Personal and familial cancer history still represents the milestone of HNPCC diagnosis and is consequently of great relevance to know the spectrum of tumours which, even if to a small degree, could be derived from MMR genes deficiency. Cancers not included in HNPCC related tumours, but common in the general population have previously been described in HNPCC families (e.g. female breast and prostate cancer [19, 20]) and there are also examples of rare tumours which have appeared in HNPCC kindred such as male breast carcinoma [21], adrenal cortical carcinoma, anaplastic carcinoma of the thyroid [22] and soft tissue sarcomas. The case that we described in this paper is the thirteenth reported in Literature regard the association of soft tissue malignancies and HNPCC patients. There are experimental (in mice), epidemiologic, histo-pathological and molecular data for supporting the hypothesis that sarcomas could be a rare manifestation of MMR deficiency (Table 2). An experimental study in mice defective in one of the MMR genes, PMS2, demonstrates an excess of sarcomas and lymphomas in these animals [18]. In humans, sporadic sarcomas usually are not related to MMR genes deficiency: MSI and IHC for MLH1 and MLH2 were recently investigated in 40 unselected sarcomas [21]: only 3 (8 %) tumours showed negative IHC for MSH2. Sarcomas are uncommon tumours 20, so it is difficult to have random clustering in a family of sarcomas with other HNPCC related tumours, as could easily happen for cancers highly prevalent in the general population (e.g. female breast cancer or prostate cancer). It is also known that HNPCC related cancers often appear at younger age if compared to their sporadic counterparts. The mean age of HNPCC patients at diagnosis of sarcoma was 38 years while the mean age of sarcoma diagnosis in the general population is 56 years 20. Moreover in the majority of soft tissue sarcoma in HNPCC patients a germline MSH2 mutation was found (8 of the 13 valuable cases). Nevertheless, considering the few cases reported these observations suggest that in humans the risk of a soft tissue tumour, even if low in HNPCC kindred, is higher in MSH2-deficient families.
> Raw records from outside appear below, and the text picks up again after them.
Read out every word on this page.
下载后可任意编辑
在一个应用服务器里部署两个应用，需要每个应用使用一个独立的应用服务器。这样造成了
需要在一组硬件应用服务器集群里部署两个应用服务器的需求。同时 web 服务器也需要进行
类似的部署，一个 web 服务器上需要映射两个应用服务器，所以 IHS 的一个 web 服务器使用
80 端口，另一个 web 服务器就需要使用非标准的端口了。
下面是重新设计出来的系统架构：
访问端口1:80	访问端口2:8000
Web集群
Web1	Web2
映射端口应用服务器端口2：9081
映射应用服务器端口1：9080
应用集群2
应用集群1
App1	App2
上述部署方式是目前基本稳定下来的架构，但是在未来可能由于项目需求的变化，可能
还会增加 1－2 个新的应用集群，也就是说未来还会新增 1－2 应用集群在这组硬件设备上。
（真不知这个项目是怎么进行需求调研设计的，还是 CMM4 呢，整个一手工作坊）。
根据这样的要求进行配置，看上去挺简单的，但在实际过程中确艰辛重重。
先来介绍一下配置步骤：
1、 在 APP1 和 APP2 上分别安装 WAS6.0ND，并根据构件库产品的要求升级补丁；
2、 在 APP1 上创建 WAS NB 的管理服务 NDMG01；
Table 2 Data supporting the hypothesis that sarcomas could be a part of the HNPCC related tumours

In the case that we reported, negative IHC staining for MSH2 and MSH6 proteins was found in all three tumours and germline deletion on MSH2 was detected but sarcoma did not show MSI-H. The coexistence of microsatellites stable and instable cancers in the same HNPCC patient has been reported by other authors [2225]. There are different possible explanations for this phenomenon: heterogeneity of instable and stable neoplastic cells in the tumour and, during cancer development, a selection of a stable cellular clone [26, 27], as well as tissue specific differences in genomic instability despite identical germ line disorder, since mechanisms of MMR deficient carcinogenesis could be tissue specific [27]. Muir-Torre and Turcot syndromes are a good example of the importance to point out to the scientific community the possible association between a rare tumour and other clinical situations. Muir-Torre syndrome is caused by mutation in one of the MMR genes and it is characterized by association of sebaceous gland tumours and/or keratoacanthomas and other HNPCC related malignancies. Turcot syndrome is defined by familial clustering of brain tumour and colon tumours: more accurately by association of medulloblastomas and polyposis coli (syndrome related to APC gene deficiency) or glioblastomas and colorectal cancer (syndrome related to MMR genes deficiency) [13]. Reports on Muir-Torre and Turcot syndromes, even remaining uncommon, are increased in the last years together with the awareness of the physicians that skin tumours and brain tumours could be associated to colorectal cancer, as expression of the same germline disorder. For these reasons it seems important to advertise medical community that soft tissue sarcomas could be related to MMR gene(s) deficiency, particularly to mutations on hMSH2. We hope that this report would encourage to review HNPCC family registers looking for sarcomas and to consider the presence of soft tissue tumours during counselling for suspected HNPCC.